Sedangkan untuk department yang lain pun, yang buta warna bisa merencanakan karir di warehouse & logistic, procurement, management, ataupun di HR Department. Memang rasa puas akan sangat berbeda dengan kita menjadi engineer, hanya saja ujung2nya kita tetap akan menikmati indahnya dunia oil and gas.

Tanya – thoma_jobs

Kawan-kawan dan kakak-kakak sekalian,

Saya lulusan teknik kimia, sewaktu kuliah saya bercita-cita masuk dunia migas tapi katanya rada susah kalo buta warna, sebenernya seberapa besar sih pengaruh buta warna di dunia migas? Saya buta warna partial(sebagian), kira-kira masih bisa masuk migas gak?
Makasih sebelumnya.

Tanggapan 1 – Ari Firmansyah

Setahu saya dulu, syarat untuk kuliah di teknik kimia adalah tidak buta warna (meskipun partial). Jadi aneh kalau sekarang anda sudah lulus teknik kimia tapi baru ketahuan buta warna. Mestinya hasil tes buta warna dilampirkan saat daftar kuliah.

Tanggapan 2 – ari widod

Saya lulusan teknik kimia. Pernah ada rekan se-angkatan kami, karena beliau terbukti buta warna partial sewaktu registrasi awal, akhirnya dipindahkan ke teknik industri. Itu pun kebijakan kampus, karena yg bersangkutan udah capek2 ikut UMPeTaN dan lulus. Dan akan sangat menyulitkan (minimal bagi mahasiswa itu sendiri) bila tetap dipaksakan masuk teknik kimia, karena kuliah teknik kimia byk berhubungan dengan zat2 berwarna. Apa jadinya klo salah mengidentifikasi warna dan salah mengambil senyawa ketika praktikum, bisa kacau suasana lab nantinya…

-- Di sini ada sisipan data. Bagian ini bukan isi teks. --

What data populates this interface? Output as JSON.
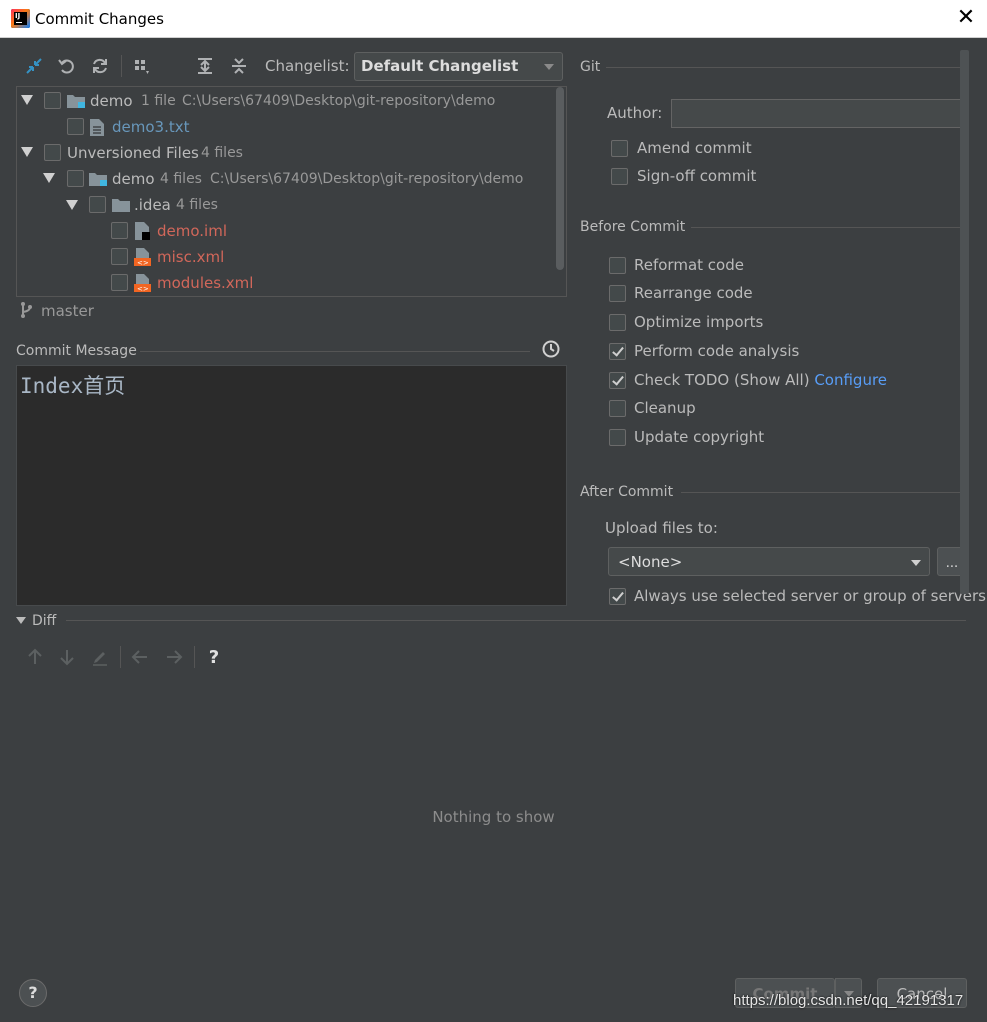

Tanggapan 3 – Thomas Yanuar

Perihal buta warna partial ini sudah pernah kita bahas beberapa waktu lalu, esensi pemicu diskusinya, serupa dengan pertanyaan Mas. Silahkan dilihat di website resmi migas kita ini. Atau jika Mas jeli, kira-kira 2-3 hari lalu.
Pak Budhi memasukkan hasil postingan/diskusi ini ke posting Rangkuman Berita Migas di alinea-alinea bawah.
Mungkin ada Rekans lain yang ingin menambahkan.

Tanggapan 4 – Ayah Raihan

Saya pernah mengalami masalah serupa, bedanya saya dulu baru diterima di teknik kimia sudah ditolak mentah2 walaupun akhirnya pindah ke teknik fisika. Masalah ini pasti akan menjadi beban psikis penyandang buta warna sebagian, apalagi saya punya pengalaman kurang mengenakkan waktu awal2 mencari kerja dulu, pernah gagal masuk perusahaan gara2 tidak lulus tes kesehatan (salah satunya tes buta warna).

Tapi selama mas masih mau berusaha pasti ada jalan, tidak perlu berkecil hati, karena semua orang pasti dilahirkan dengan kelebihan dan kekurangannya masing2, masih banyak posisi2 di perusahaan2 termasuk perusahaan MIGAS yang membutuhkan kelebihan2 mas dan tidak mendiskualifikasi orang2 buta warna sebagian seperti kita. Kata orang sih rejeki ngga akan kemana, yang penting tetap berusaha, berdoa dan tawakkal.